Synovial IL‐21/TNF‐producing CD4+ T cells induce joint destruction in rheumatoid arthritis by inducing matrix metalloproteinase production by fibroblast‐like synoviocytes

Synovial IL‐21+TNF+CD4+ T cells induce matrix metalloproteinase production by fibroblast‐like synoviocytes in RA patients. Bone and cartilage destruction is one of the key manifestations of rheumatoid arthritis (RA). Although the role of T helper (Th)17 cells in these processes is clear, the role of IL‐21–producing cells T cells has been neglected. We sought to investigate the role of IL‐21 in RA by focusing on the functional characteristics of the main producers of this cytokine, synovial CD4+IL‐21+ T cells. We show that the frequency of both synovial fluid (SF) CD4+IL‐21+ or CD4+IL‐21+TNF+ T cells in patients with RA was significantly higher compared with patients with psoriatic arthritis (PsA).
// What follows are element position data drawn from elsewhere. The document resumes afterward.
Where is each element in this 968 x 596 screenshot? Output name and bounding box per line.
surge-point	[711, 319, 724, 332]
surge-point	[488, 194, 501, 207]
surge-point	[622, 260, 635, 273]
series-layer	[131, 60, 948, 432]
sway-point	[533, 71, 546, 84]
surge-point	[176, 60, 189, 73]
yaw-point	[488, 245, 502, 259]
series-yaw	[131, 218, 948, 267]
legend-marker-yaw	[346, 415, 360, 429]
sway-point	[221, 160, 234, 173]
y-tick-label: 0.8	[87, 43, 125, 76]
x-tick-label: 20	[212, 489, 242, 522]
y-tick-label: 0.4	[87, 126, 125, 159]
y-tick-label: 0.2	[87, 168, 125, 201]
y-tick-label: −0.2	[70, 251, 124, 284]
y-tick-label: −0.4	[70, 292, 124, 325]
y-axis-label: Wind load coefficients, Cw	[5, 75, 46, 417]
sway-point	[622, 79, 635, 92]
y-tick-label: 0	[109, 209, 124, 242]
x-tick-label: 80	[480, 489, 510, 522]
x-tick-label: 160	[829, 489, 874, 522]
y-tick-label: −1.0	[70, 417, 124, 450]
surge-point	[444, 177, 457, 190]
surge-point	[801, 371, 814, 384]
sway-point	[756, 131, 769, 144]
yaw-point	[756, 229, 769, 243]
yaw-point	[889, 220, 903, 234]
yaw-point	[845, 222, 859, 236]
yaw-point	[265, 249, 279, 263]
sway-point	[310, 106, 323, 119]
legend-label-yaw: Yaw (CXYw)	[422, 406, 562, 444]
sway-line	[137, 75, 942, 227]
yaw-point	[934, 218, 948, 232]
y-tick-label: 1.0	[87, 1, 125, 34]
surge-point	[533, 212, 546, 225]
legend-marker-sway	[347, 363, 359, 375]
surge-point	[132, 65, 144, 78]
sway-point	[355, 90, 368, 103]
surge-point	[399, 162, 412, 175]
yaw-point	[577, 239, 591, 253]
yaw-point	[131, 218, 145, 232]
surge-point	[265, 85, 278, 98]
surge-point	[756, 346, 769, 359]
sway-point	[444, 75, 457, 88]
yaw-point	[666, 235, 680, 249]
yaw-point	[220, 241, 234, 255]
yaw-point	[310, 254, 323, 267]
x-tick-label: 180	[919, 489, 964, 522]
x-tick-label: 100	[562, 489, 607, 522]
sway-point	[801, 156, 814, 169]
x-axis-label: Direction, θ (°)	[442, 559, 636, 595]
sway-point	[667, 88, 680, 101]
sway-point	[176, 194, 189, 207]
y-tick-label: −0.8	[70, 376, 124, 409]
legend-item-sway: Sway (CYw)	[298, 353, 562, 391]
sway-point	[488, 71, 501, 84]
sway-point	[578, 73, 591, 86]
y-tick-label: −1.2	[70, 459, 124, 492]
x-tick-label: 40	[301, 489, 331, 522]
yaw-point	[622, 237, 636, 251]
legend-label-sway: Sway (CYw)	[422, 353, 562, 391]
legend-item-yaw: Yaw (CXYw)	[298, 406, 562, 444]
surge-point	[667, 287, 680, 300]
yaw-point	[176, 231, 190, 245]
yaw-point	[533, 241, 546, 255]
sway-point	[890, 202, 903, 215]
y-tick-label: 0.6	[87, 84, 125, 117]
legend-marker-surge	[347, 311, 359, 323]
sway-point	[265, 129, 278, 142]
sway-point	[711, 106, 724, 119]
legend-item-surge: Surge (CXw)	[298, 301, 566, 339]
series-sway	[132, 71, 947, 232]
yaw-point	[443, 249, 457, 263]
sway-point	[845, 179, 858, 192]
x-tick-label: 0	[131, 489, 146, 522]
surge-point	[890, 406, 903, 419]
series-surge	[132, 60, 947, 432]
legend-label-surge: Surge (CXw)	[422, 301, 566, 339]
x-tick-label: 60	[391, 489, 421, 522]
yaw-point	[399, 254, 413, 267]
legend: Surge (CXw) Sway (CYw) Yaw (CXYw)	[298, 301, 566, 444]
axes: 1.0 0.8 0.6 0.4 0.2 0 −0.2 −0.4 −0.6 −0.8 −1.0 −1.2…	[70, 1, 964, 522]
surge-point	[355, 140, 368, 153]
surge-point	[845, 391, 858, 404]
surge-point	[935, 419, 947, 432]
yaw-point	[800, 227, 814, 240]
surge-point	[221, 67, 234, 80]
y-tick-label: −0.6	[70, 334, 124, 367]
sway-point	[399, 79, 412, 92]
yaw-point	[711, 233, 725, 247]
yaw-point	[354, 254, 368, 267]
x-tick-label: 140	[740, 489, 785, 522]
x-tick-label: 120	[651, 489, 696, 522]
The frequency of peripheral blood (PB) IL‐21+CD4+ T cells in patients with RA positively correlated with disease activity score 28 (DAS28), serum anticyclic citrullinated peptide (anti‐CCP) antibodies and IgM‐rheumatoid factor (IgM‐RF). IL‐21 levels in RA SF were associated with matrix metalloproteinase (MMP)‐1 and MMP‐3. Related to this, IL‐21 induced significantly the secretion of MMP‐1 and MMP‐3 in RA synovial biopsies. Sorted SF CD4+IL‐21+ T cells significantly induced the release of MMP‐1 and MMP‐3 by fibroblast‐like synoviocytes (FLS) compared with medium or CD4+IL‐21− T cells in a coculture system. Neutralization of both IL‐21 and TNF resulted in significantly less production of MMP by FLS. The results of this study indicate a new role for synovial CD4+IL‐21+TNF+ T cells in promoting synovial inflammation/joint destruction in patients with RA. Importantly, IL‐21 blockade in combination with anti‐TNF might be an effective therapy in patients with RA by inhibiting MMP‐induced inflammation/joint destruction.